Hi I integrated a function yesterday and found the below output in terms of Bessels function
In[131]:= ClearAll["Global`*"];
U = Integrate[
2 ((1 + r \[Beta]^2)/(
M0 \[Beta]^4) + ((-1 - \[Beta]^2 - \[Alpha] \[Beta]^2) BesselI[0,
2 Sqrt[r] \[Beta]])/(
M0 \[Beta]^4 (BesselI[0,
2 \[Beta]] + \[Alpha] \[Beta] BesselI[1, 2 \[Beta]]))) r, {r,
0, 1}]
Out[132]= (\[Beta] (6 + (9 + 6 \[Alpha]) \[Beta]^2 +
2 \[Beta]^4) BesselI[0,
2 \[Beta]] + (-6 - 6 (2 + \[Alpha]) \[Beta]^2 -
3 (2 + \[Alpha]) \[Beta]^4 + 2 \[Alpha] \[Beta]^6) BesselI[1,
2 \[Beta]])/(3 M0 \[Beta]^7 (BesselI[0,
2 \[Beta]] + \[Alpha] \[Beta] BesselI[1, 2 \[Beta]]))
But now when i tried it again i am getting a different solution with hypergeometric function. It seems both the solution are same. As i need the function in simplest form for futher calculations, mathematica is not producing same solution which it produced yesterday. Is there any way to convert the hypergeometeric function to bessles one again or can i get the same solution cause it looks simple to read.
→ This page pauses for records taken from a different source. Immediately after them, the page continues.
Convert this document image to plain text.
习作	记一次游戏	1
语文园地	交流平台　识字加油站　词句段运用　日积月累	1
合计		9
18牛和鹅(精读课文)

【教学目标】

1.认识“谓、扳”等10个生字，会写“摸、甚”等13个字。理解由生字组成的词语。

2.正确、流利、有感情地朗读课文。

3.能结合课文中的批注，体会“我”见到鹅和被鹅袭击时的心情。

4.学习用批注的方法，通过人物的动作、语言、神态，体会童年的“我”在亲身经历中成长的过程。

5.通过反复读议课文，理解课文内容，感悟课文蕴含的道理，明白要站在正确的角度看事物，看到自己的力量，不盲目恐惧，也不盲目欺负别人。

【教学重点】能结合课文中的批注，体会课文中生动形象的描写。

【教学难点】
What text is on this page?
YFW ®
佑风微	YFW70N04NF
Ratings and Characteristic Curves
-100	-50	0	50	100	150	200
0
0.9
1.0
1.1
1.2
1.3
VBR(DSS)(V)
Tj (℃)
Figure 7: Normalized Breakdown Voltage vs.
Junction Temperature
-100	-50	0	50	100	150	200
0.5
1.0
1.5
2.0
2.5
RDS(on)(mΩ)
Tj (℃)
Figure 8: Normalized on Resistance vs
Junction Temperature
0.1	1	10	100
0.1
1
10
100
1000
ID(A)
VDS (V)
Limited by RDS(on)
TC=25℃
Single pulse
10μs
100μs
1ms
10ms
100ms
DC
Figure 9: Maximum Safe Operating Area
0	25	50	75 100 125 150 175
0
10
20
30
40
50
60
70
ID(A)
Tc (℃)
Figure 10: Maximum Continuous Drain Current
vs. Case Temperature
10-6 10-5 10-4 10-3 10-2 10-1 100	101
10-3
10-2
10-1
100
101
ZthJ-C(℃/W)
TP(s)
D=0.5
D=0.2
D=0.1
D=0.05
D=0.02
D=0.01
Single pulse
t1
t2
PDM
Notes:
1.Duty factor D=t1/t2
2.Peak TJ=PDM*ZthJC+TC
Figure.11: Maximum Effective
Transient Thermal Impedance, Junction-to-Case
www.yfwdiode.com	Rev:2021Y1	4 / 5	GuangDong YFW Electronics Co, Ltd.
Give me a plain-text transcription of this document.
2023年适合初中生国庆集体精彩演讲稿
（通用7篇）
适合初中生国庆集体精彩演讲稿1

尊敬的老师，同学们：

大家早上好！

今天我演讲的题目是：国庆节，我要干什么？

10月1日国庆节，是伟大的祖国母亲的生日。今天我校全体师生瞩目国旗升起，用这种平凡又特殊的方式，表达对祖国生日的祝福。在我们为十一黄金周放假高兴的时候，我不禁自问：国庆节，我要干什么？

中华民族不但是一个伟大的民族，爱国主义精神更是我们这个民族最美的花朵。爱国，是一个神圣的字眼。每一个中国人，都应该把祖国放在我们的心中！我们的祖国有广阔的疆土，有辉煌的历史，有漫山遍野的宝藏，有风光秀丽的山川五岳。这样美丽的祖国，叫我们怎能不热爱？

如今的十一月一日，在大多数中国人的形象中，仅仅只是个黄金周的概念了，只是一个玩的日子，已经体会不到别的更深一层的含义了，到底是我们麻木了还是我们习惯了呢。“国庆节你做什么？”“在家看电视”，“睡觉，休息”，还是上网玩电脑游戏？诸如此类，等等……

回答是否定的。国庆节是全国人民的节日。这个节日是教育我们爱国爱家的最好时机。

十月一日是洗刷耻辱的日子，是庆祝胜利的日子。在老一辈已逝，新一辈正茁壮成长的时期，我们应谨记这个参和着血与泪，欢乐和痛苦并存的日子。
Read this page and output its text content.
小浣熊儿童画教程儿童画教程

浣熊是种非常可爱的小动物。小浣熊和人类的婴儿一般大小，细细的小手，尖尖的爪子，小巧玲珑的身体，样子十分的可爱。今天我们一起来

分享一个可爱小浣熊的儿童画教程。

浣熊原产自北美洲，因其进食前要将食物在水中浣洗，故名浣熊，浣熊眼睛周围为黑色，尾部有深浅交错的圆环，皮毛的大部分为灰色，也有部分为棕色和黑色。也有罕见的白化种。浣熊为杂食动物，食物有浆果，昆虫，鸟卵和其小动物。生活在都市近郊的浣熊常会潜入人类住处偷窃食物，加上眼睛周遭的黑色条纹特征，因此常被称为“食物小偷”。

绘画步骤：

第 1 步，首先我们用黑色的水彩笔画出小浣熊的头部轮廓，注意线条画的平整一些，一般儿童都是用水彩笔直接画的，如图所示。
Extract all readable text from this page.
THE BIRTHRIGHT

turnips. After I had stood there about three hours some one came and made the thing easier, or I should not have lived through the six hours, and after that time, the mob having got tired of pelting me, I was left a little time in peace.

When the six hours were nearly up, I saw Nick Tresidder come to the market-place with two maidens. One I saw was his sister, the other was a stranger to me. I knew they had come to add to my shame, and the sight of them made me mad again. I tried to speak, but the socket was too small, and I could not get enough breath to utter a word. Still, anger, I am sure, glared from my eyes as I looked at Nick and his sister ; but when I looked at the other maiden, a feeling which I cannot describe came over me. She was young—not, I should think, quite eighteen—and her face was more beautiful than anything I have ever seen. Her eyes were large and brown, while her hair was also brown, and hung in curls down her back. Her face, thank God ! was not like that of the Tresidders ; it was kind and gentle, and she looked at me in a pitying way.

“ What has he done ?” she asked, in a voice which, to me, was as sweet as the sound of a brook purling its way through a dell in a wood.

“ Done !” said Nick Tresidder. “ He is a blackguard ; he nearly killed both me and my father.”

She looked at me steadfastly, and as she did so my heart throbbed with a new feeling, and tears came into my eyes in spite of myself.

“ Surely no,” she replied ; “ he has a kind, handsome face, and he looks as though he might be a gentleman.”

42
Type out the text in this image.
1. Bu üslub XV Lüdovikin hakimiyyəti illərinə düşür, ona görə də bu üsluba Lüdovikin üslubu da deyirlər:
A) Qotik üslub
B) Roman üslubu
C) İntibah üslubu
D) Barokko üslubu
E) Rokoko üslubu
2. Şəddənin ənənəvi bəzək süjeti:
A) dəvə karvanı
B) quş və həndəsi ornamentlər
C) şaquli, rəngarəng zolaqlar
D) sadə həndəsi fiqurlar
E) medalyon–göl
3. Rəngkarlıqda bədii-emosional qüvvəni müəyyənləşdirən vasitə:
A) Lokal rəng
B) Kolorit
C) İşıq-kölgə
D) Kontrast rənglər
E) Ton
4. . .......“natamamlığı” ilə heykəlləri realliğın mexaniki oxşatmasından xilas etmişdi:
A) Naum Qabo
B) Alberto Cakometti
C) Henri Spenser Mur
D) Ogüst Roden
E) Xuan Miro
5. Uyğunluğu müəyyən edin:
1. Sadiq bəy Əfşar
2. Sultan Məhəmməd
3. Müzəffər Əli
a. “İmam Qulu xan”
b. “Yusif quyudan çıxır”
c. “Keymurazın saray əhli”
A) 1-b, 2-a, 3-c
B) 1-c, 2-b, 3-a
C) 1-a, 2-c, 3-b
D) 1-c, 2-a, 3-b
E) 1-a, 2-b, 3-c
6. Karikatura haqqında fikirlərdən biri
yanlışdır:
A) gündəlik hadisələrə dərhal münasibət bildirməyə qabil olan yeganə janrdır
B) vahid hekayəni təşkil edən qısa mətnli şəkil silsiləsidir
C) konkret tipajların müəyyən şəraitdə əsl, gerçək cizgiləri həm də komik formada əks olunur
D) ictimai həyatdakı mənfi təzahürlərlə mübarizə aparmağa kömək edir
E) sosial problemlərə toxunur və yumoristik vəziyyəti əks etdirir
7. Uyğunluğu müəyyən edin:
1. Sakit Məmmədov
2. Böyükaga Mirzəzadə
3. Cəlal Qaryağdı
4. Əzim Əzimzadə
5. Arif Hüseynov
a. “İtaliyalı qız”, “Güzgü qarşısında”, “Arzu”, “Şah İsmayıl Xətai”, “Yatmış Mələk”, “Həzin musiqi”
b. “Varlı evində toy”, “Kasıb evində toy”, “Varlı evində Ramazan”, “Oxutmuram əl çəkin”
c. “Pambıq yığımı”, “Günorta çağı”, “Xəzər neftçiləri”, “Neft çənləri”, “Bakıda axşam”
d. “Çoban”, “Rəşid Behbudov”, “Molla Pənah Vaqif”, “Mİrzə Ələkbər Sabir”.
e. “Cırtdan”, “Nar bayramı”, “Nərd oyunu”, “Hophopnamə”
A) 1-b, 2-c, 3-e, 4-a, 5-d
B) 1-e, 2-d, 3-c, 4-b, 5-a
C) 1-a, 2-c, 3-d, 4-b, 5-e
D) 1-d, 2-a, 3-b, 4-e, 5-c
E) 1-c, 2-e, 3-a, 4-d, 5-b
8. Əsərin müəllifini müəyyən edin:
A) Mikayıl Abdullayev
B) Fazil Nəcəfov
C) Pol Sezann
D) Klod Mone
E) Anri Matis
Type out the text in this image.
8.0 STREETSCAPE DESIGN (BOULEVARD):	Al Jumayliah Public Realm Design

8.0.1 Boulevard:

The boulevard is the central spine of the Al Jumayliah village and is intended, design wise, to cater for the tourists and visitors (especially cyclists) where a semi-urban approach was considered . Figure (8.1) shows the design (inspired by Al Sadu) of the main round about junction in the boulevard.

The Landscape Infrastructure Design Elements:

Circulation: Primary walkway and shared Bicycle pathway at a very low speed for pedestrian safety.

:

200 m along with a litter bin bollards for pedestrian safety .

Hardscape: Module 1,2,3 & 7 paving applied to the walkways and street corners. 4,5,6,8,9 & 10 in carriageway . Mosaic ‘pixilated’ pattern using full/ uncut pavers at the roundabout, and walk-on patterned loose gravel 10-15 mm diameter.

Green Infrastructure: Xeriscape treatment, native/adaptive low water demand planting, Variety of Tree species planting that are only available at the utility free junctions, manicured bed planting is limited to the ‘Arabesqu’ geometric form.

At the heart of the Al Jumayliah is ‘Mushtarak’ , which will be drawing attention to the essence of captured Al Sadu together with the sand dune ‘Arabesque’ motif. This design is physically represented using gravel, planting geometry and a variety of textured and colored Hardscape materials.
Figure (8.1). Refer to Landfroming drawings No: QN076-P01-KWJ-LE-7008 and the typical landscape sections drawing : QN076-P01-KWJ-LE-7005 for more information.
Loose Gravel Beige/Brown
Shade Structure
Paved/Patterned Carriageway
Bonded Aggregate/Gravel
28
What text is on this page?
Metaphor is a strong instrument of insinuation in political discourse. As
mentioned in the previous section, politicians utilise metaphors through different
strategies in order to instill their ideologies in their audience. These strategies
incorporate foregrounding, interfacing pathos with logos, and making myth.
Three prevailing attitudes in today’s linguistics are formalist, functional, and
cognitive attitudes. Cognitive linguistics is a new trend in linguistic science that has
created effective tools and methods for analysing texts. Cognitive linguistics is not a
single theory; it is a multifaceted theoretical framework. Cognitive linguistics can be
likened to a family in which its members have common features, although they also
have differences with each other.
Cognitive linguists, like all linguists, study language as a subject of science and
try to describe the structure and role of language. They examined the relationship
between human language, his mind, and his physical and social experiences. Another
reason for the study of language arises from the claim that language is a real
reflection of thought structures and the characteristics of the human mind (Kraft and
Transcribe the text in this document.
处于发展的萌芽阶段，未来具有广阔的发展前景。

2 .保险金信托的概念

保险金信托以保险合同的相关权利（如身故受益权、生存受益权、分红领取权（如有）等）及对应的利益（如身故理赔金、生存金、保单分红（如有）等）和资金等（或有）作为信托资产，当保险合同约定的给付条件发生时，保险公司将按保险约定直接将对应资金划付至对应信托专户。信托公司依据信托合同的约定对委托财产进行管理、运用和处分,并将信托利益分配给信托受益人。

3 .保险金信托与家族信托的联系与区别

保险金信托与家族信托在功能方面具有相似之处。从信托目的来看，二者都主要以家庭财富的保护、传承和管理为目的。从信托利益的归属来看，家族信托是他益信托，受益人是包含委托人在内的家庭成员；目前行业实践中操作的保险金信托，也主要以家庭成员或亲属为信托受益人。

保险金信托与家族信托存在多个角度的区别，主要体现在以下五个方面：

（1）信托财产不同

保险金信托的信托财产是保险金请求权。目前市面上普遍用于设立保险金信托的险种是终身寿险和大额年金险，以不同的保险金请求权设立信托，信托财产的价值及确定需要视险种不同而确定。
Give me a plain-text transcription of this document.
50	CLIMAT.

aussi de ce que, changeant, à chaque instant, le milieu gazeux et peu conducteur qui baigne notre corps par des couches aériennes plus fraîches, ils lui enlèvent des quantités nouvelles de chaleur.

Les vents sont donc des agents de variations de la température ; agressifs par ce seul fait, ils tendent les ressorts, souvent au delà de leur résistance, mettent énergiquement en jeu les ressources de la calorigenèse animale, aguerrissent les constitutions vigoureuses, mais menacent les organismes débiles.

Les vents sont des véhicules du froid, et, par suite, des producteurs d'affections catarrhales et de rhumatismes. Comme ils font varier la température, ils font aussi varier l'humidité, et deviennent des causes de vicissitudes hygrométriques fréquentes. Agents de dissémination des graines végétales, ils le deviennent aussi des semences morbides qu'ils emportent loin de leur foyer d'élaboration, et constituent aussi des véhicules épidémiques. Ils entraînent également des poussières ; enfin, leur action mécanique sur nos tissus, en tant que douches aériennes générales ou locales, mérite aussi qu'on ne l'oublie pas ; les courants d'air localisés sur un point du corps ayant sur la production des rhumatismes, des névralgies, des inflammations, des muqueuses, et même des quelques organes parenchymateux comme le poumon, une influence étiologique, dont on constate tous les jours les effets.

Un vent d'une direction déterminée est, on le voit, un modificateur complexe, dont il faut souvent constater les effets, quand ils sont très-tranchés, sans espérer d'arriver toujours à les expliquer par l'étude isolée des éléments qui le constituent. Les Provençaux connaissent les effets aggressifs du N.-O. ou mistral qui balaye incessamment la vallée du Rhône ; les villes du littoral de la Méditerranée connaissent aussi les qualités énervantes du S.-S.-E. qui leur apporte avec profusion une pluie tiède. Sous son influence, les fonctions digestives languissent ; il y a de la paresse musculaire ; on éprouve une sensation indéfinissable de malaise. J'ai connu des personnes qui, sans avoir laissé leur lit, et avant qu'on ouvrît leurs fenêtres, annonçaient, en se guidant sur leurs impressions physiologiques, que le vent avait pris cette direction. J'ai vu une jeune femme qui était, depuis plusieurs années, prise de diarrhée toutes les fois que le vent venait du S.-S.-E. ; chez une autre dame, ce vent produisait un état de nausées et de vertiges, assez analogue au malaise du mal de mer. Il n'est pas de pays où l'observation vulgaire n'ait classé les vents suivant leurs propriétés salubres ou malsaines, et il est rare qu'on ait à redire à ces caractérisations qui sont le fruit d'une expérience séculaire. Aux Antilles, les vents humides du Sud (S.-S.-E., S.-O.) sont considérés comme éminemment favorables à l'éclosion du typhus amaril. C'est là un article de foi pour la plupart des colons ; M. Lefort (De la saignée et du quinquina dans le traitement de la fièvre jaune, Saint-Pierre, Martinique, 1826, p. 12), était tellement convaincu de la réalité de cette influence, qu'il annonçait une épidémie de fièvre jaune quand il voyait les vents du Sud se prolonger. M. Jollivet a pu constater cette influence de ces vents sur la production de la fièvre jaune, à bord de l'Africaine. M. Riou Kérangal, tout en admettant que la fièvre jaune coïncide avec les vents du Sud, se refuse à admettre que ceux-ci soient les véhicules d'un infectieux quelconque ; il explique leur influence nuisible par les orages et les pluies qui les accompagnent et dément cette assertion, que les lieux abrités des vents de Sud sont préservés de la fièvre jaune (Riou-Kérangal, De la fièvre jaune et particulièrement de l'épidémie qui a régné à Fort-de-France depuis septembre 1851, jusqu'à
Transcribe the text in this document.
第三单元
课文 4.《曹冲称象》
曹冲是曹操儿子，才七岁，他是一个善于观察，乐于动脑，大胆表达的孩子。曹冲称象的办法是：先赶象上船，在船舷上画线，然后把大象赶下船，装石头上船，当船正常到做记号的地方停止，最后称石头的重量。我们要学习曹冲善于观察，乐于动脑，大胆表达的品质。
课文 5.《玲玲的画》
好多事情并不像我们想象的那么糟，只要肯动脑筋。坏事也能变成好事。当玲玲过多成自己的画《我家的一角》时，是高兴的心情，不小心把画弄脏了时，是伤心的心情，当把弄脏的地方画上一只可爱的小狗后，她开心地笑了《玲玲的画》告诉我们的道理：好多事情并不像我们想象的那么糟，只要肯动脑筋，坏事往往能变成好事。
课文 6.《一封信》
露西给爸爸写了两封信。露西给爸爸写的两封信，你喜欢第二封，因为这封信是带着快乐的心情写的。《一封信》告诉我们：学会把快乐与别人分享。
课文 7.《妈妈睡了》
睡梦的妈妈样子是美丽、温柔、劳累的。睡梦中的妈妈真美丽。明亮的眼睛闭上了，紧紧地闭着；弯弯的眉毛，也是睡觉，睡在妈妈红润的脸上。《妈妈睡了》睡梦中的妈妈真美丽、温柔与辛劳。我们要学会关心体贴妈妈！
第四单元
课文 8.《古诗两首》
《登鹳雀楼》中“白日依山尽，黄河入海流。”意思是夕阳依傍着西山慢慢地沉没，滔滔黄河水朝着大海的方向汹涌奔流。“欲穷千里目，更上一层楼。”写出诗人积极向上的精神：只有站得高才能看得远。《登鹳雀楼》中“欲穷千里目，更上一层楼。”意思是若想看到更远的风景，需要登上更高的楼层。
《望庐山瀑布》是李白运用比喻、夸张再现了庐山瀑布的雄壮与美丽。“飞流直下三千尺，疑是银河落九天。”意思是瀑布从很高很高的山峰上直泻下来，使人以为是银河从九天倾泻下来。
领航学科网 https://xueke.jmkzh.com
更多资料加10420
Second solution is given below:
In[9]:= ClearAll["Global`*"];
U = Integrate[
2 ((1 + r \[Beta]^2)/(
M0 \[Beta]^4) + ((-1 - \[Beta]^2 - \[Alpha] \[Beta]^2) BesselI[0,
2 Sqrt[r] \[Beta]])/(
M0 \[Beta]^4 (BesselI[0,
2 \[Beta]] + \[Alpha] \[Beta] BesselI[1, 2 \[Beta]]))) r, {r,
0, 1}]
Out[10]= (3 + 2 \[Beta]^2 - (
6 (1 + (1 + \[Alpha]) \[Beta]^2) (Hypergeometric0F1Regularized[
3, \[Beta]^2] + \[Beta]^2 Hypergeometric0F1Regularized[
4, \[Beta]^2]))/(
BesselI[0,
2 \[Beta]] + \[Alpha] \[Beta] BesselI[1,
2 \[Beta]]))/(3 M0 \[Beta]^4)